I have no idea what the output is - it’s been running for a few
minutes… the same happens if you substitute .+? with .+.

This is a bad case of catastrophic backtracking -
Runaway Regular Expressions: Catastrophic Backtracking - and stems from
the fact that matching a regex to a string is asymptotically
exponential.

In short - you should never use .+ or .+?, unless you have a very good
reason or know precisely what kinds of input you will get.

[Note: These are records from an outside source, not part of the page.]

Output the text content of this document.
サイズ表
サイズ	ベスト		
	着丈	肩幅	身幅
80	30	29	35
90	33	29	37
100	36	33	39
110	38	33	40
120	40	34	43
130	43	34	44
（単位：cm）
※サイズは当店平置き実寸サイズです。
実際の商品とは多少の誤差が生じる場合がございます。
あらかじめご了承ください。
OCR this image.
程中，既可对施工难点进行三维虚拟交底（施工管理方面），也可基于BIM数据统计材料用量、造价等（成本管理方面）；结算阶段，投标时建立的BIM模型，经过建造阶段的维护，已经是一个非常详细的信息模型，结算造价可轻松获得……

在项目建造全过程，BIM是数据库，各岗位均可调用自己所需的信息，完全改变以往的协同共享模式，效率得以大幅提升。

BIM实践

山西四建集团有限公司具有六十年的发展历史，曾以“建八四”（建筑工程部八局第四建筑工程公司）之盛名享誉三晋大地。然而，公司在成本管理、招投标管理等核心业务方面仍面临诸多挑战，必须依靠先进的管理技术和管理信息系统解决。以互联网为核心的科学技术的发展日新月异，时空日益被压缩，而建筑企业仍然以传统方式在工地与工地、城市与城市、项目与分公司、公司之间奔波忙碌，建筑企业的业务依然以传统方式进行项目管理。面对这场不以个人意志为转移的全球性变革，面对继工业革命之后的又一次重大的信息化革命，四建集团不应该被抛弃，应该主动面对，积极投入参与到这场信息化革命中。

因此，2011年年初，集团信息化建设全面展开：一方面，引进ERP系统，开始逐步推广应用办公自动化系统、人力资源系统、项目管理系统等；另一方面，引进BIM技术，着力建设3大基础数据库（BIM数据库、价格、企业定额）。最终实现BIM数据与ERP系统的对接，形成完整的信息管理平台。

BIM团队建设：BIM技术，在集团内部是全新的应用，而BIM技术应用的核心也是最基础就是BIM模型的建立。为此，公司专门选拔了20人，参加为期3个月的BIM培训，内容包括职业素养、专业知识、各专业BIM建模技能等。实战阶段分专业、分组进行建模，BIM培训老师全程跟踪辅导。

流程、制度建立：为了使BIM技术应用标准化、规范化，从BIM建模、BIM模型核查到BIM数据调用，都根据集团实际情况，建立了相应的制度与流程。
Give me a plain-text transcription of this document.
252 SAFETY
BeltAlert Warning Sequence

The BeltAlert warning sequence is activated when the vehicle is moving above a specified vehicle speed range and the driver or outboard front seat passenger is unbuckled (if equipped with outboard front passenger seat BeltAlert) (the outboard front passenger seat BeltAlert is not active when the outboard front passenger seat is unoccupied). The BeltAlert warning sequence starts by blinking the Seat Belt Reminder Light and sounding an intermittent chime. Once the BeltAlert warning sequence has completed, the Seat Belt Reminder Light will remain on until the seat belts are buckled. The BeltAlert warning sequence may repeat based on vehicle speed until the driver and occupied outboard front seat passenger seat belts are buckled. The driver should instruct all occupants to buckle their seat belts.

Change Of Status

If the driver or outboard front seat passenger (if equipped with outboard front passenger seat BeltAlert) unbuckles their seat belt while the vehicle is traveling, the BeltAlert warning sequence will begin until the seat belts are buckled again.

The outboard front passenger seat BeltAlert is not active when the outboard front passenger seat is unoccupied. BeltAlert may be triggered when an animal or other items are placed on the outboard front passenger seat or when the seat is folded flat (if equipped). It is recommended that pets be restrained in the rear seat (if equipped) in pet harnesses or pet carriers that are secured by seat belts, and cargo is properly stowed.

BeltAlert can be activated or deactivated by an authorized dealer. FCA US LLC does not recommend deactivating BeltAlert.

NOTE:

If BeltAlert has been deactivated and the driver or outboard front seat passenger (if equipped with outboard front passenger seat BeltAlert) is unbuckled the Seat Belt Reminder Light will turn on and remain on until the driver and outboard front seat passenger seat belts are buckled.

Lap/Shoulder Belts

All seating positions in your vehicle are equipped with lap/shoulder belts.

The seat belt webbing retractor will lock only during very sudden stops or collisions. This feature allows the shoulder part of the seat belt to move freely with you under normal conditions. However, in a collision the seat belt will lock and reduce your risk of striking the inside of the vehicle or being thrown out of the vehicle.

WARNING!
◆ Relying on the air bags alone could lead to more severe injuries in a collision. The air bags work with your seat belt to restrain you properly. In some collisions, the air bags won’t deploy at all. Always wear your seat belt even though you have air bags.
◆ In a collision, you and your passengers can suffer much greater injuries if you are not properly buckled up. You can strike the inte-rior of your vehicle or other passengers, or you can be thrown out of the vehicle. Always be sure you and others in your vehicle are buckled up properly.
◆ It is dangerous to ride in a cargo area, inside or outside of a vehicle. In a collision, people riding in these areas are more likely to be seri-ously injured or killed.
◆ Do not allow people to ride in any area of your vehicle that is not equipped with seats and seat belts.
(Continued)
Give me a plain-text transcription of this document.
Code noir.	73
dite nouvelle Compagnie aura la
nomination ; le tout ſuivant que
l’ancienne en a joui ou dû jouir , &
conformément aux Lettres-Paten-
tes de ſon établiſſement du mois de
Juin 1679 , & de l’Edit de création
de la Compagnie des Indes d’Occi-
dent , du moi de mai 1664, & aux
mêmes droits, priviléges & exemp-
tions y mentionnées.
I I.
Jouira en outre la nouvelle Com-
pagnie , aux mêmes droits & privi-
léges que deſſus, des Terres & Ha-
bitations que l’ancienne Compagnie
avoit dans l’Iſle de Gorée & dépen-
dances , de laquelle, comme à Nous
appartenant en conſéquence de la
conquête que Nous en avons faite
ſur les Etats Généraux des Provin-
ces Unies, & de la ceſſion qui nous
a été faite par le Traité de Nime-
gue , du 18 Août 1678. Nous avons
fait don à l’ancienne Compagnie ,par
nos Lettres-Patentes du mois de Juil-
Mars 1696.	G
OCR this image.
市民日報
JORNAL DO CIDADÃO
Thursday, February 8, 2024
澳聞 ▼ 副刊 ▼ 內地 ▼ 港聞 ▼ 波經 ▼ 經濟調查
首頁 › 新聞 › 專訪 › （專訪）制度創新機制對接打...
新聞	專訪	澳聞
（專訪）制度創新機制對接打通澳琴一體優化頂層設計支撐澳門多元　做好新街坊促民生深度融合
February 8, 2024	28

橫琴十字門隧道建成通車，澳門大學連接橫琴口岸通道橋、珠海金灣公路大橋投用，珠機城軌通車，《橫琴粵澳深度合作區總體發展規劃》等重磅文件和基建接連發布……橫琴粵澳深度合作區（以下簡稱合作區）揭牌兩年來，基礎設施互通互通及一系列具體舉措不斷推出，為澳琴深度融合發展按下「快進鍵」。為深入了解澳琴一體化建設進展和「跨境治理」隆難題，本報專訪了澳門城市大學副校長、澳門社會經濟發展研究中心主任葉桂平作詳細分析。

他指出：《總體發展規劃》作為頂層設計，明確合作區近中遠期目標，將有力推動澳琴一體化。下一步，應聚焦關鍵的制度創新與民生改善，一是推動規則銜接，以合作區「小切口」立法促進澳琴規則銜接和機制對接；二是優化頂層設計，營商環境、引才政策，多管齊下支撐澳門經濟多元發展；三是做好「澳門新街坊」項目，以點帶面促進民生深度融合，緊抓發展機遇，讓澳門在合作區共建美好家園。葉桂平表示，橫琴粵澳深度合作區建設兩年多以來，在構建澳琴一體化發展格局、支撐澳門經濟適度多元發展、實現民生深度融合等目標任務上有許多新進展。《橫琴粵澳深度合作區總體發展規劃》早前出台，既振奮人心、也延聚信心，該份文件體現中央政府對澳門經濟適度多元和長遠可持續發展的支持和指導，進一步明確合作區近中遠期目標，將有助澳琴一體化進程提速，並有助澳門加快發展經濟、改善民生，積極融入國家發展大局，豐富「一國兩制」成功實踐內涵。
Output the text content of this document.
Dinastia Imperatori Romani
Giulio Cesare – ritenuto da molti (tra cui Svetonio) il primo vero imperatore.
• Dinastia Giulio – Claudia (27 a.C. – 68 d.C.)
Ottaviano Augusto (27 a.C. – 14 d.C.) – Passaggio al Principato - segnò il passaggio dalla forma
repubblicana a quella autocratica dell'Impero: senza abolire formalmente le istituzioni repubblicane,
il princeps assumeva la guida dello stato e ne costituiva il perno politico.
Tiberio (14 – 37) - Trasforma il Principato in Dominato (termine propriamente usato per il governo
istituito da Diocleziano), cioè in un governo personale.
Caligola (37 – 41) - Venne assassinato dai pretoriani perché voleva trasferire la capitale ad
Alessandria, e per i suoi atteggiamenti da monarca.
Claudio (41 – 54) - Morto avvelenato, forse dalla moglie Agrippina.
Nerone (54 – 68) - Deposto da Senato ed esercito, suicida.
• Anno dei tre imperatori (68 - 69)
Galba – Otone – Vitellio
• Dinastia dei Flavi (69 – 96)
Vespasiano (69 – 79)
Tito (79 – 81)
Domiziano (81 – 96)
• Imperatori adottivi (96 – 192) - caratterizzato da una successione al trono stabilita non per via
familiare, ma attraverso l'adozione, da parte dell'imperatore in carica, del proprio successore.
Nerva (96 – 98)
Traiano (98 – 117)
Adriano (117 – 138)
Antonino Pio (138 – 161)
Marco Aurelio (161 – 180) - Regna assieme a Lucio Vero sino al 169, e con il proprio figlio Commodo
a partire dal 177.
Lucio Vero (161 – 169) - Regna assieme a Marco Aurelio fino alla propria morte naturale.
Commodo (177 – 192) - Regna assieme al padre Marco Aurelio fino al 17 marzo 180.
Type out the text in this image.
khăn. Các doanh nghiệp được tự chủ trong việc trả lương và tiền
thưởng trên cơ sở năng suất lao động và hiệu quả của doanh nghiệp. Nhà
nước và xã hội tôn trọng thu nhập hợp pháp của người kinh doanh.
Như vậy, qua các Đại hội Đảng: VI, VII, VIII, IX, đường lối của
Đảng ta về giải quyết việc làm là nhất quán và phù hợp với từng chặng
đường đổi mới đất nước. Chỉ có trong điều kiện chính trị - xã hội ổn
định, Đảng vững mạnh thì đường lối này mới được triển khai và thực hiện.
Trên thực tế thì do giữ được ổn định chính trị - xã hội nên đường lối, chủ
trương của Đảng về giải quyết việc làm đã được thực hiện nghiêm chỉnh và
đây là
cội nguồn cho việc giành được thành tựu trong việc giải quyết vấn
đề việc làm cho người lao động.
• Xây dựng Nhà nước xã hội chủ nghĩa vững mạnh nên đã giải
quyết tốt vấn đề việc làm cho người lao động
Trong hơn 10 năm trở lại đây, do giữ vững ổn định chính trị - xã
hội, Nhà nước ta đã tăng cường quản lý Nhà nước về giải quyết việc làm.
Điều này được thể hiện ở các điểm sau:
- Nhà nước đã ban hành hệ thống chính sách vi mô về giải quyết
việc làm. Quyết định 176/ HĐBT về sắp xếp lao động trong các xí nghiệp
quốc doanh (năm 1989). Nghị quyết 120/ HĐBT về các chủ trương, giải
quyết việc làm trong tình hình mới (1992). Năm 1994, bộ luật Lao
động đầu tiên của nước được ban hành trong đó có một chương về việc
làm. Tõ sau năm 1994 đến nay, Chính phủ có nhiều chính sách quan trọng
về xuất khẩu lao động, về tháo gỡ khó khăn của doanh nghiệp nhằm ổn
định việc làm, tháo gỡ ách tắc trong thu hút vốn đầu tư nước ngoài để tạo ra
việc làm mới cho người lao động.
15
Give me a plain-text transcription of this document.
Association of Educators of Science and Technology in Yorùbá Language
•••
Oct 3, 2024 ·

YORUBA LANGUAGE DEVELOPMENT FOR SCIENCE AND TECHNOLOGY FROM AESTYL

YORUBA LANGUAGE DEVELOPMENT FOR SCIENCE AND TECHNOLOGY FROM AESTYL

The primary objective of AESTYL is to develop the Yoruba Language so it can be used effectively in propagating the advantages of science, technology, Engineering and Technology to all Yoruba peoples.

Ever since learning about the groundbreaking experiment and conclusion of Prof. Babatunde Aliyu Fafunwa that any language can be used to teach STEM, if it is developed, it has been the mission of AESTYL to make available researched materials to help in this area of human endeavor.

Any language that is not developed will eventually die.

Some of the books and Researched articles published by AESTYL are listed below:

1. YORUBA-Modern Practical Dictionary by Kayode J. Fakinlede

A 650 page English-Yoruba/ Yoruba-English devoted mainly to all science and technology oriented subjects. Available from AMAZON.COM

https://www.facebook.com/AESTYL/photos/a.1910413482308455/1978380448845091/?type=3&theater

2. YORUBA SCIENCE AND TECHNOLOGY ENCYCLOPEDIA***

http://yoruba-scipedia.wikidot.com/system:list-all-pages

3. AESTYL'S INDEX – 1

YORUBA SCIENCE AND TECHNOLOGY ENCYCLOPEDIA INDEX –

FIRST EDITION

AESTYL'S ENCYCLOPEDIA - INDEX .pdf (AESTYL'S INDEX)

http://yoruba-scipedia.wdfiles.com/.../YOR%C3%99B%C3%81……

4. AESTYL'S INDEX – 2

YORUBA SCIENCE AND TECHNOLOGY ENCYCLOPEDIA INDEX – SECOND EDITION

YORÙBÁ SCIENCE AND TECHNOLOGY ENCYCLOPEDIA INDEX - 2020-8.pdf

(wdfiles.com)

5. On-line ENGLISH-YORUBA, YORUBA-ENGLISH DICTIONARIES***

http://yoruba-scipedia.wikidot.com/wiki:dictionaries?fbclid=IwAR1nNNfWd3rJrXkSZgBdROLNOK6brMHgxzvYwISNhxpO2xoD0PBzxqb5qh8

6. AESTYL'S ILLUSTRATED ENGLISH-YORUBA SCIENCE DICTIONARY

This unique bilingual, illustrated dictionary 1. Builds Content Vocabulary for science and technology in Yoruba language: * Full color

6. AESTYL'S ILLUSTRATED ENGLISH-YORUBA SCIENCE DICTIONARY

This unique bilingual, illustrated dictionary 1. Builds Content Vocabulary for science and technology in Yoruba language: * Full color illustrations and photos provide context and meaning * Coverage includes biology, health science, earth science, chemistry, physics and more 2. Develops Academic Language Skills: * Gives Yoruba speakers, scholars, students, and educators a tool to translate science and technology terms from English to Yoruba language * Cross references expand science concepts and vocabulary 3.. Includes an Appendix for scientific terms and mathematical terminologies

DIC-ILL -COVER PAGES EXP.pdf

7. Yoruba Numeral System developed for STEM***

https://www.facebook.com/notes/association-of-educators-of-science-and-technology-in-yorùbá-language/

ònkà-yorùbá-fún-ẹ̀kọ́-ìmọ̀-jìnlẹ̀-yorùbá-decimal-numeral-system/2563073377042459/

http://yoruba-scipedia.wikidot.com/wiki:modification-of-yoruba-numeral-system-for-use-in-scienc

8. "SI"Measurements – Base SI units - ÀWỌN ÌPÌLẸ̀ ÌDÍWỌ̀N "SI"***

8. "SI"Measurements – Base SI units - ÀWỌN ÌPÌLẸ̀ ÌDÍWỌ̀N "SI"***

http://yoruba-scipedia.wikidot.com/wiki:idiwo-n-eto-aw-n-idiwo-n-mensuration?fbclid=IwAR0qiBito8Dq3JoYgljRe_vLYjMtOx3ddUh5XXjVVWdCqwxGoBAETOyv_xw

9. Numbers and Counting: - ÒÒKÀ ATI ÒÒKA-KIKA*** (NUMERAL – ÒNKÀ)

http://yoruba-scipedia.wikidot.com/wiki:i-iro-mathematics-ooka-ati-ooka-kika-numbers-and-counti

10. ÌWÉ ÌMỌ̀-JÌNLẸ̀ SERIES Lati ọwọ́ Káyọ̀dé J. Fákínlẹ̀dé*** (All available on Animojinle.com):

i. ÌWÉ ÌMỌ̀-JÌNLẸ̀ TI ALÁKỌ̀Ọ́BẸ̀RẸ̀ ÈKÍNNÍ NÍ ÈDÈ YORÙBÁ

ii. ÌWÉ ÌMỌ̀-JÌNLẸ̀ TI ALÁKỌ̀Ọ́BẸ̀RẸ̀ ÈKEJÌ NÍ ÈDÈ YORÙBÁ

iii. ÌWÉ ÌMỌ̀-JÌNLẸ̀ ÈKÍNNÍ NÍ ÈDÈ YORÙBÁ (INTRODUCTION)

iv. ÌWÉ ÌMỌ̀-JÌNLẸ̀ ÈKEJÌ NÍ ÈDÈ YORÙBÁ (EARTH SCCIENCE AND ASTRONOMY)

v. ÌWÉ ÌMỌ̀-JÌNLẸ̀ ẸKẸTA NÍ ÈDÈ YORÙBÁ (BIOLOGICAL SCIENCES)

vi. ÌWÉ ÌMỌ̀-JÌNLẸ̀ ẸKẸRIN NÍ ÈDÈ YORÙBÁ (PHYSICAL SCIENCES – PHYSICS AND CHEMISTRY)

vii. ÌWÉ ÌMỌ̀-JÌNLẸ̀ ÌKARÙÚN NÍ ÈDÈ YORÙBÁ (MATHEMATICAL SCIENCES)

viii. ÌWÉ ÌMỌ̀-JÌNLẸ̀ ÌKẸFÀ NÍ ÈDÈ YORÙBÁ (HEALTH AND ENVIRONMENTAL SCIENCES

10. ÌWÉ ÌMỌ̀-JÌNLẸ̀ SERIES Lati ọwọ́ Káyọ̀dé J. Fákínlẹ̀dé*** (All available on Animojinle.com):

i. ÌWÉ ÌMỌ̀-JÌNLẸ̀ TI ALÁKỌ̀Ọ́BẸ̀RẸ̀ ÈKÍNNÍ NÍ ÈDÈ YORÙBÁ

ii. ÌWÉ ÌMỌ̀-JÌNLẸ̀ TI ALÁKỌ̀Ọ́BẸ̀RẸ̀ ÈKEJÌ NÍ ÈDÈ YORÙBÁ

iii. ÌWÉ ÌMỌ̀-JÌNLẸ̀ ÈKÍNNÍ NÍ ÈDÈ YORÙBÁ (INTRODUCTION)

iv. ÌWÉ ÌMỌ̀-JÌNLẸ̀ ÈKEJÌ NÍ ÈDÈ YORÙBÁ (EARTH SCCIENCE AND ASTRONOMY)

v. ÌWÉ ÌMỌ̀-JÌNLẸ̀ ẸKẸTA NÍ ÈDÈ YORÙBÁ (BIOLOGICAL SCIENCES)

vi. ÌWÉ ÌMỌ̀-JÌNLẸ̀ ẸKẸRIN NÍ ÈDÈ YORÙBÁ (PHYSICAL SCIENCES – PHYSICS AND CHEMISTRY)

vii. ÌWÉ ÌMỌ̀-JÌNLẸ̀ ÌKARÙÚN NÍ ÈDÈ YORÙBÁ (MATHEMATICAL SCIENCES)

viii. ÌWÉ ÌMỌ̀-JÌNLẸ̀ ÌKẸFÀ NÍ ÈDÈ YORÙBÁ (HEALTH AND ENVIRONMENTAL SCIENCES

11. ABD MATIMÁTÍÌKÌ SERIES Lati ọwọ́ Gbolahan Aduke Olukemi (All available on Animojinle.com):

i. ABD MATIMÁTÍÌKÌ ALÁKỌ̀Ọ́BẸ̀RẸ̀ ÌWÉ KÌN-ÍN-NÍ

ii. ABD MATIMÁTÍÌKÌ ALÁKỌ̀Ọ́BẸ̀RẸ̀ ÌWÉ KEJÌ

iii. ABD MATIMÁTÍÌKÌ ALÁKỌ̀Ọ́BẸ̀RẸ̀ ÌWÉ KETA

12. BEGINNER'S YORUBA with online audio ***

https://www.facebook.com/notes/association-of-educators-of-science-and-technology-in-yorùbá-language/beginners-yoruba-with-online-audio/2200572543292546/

yankees26 · March 14, 2012, 10:28pm

Bartosz Dziewoński wrote in post #1051341:

This is a bad case of catastrophic backtracking -
Runaway Regular Expressions: Catastrophic Backtracking - and stems from
the fact that matching a regex to a string is asymptotically
exponential.

Well, matching a real regular expression to a string can be done in
linear time by a DFA, with no backtracking. (However, it’s true that the
conversion of some pathological regexps into DFAs can take exponential
resources)

The trouble is that “regexps” in programming languages seem to have
grown features beyond true regular expressions.

yankees26 · March 13, 2012, 10:06pm

Yeah, I was wrong about all characters being consumed. That’s how the
greedy quantifier would have worked (it wouldn’t make sense at all for
the non-greedy one).